We expect 26% earnings growth for Nifty50 companies next fiscal
Sanjeev Prasad, Kotak Institutional Equities
Mar 01, 2018 | Source: ET
It is going to be interplay between higher economic growth and stronger earnings versus higher cost of equity. We are seeing a recovery in most of the larger developed economies as also in emerging markets. But at the same time, it looks like inflation is coming back and recently bond yields have gone up sharply in anticipation of higher inflation going forward and removal or reduction of some of the monetary accommodation. That’s the interesting dynamics which is going to play out over next few months.
Large-cap valuations are reasonable barring the consumer staples and discretionary sectors, where valuations are still on the higher side. In mid-caps, even though there has been a significant correction in some of the names, valuations are generally on the higher side. In some cases, over-valuation could be in range of 15-30%.
FII selling is not an India-specific issue. We are seeing institutional investors pulling out money across emerging markets. Investors are re-looking at valuations and realizing that the kind of valuations they were willing to pay for earnings may no longer be justified in the context of higher bond yields and higher inflation. Clearly, investors have to realign the multiples to higher cost of equity, which means effectively lower price-to-earnings multiples or EV/ EBITDA or price-to-book, whichever way you are looking at it.
India has more country-specific macro and political challenges going forward. Macro has clearly deteriorated significantly over the last few months and for most of that period equity market was willing to overlook the deterioration in the macro, whether it was increase in oil prices or generally high inflation compared to expectations and more importantly fiscal slippages on account of lower-than-anticipated GST revenues. The bond market has been factoring in some of the macro concerns whereas the equity market has been somewhat more relaxed. Now, based on global events, even the Indian market is now sort of realigning to the changes in the form of higher cost of equity led by higher bond yields. The other big issue, which is not in the market as of now, is the political challenge. India will have elections in AprilMay of next year and three BJP-ruled states-Chhattisgarh, Madhya Pradesh and Rajasthan will have elections by the end of this year & early next year. Over the next few months politics will be part of the equation.
I don’t think it will impact flows in any meaningful way because ultimately people will invest in India based on whether they like the long-term prospects of India and whether they can make capital gains in the first place. The government has introduced long-term capital gains tax in the least harmful manner. For the ultimate investor, it anyway does not matter given the fact that India will have double taxation avoidance agreements with just about every country where the final investor is based. The funds may get impacted to some extent because obviously the payment of long-term capital gains will reflect in the NAVs. I am not very worried about this point. In my discussions with investors, it is obviously not something which they like but it is not a deal-breaker for them.

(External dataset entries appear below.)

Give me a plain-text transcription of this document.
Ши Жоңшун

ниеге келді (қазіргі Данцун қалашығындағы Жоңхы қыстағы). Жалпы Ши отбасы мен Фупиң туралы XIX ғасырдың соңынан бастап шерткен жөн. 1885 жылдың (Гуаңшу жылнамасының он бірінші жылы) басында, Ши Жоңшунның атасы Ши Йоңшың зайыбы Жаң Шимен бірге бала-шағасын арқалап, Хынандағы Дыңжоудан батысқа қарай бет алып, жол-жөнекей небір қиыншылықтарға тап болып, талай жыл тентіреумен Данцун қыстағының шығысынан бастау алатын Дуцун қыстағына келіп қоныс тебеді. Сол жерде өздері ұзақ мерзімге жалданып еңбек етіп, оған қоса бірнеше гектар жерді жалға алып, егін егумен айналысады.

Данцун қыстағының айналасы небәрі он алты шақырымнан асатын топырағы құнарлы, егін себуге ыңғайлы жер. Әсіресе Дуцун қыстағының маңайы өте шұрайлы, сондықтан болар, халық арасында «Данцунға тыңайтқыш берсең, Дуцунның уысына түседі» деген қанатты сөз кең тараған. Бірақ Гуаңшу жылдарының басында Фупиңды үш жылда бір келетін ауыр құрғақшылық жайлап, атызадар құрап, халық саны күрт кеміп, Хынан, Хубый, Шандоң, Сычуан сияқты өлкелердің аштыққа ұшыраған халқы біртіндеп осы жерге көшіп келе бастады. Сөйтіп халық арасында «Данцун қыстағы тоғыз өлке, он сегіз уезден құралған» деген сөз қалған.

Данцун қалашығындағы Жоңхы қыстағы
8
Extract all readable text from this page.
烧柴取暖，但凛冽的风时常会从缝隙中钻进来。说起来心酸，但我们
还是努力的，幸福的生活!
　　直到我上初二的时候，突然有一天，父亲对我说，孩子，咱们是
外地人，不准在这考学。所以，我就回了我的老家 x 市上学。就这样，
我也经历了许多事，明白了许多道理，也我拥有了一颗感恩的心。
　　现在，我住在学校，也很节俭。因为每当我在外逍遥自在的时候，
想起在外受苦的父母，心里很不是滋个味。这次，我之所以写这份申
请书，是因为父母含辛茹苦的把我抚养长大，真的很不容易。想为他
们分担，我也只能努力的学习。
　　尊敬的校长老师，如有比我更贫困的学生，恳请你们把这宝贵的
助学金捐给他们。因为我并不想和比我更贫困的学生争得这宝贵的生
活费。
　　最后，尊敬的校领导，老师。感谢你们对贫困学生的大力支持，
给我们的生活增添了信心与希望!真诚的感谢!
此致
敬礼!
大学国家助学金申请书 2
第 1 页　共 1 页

Inflation will rise for the next few months given base effects but it will come down in the second half of the current calendar year, which could obviate the need for a rate increase by the RBI. If GST revenues start picking up sufficiently to be in line with the government’s assumptions for March 2019 then the bond market may actually cool off from current levels. At $65 a barrel, oil prices are not that much of a concern. If the domestic macro improves and the earnings numbers come through as are forecast then we can still make some 10% return from where we are. But this is assuming everything goes right for the market—macro improves and projected earnings growth comes through. For the Nifty-50 index, we expect 26% earnings growth for March 2019 and 16% for March 2020. If the macro deteriorates further and the earnings numbers disappoint then we could actually see the market coming down further from current levels.
We have been positive on the private retail banks and some of the corporate banks but very selectively, more so the private corporate banks, and also SBI and Bank of Baroda. We are coming to the end of the NPL problem in the sense most of the NPLs seem to have already been recognised by the system. If there are favourable outcomes in the sense that write-offs are not more than 50% of the loans then we could see some re-rating in multiples of the corporate banks. I am not concerned about some of recent developments that much.
The way we have positioned ourselves is we recommend the sector leaders in the sectors we like. For example, within the banking sector, we like private banks and prefer the sector leaders. If the macro deteriorates further, the solid high-CASA banks will be in a better position compared to the NBFCs. Similarly, we are more inclined towards four-wheelers compared to two-wheelers given structural issues in the two-wheeler industry. We like some of the turnaround stories where we are starting to see improvement in the operating conditions be it the corporate banks or the infrastructure space where we are starting to see some recovery in the investment cycle. Lastly we like some names in the metals and mining and oil and gas sectors, which give us exposure to the global economic recovery.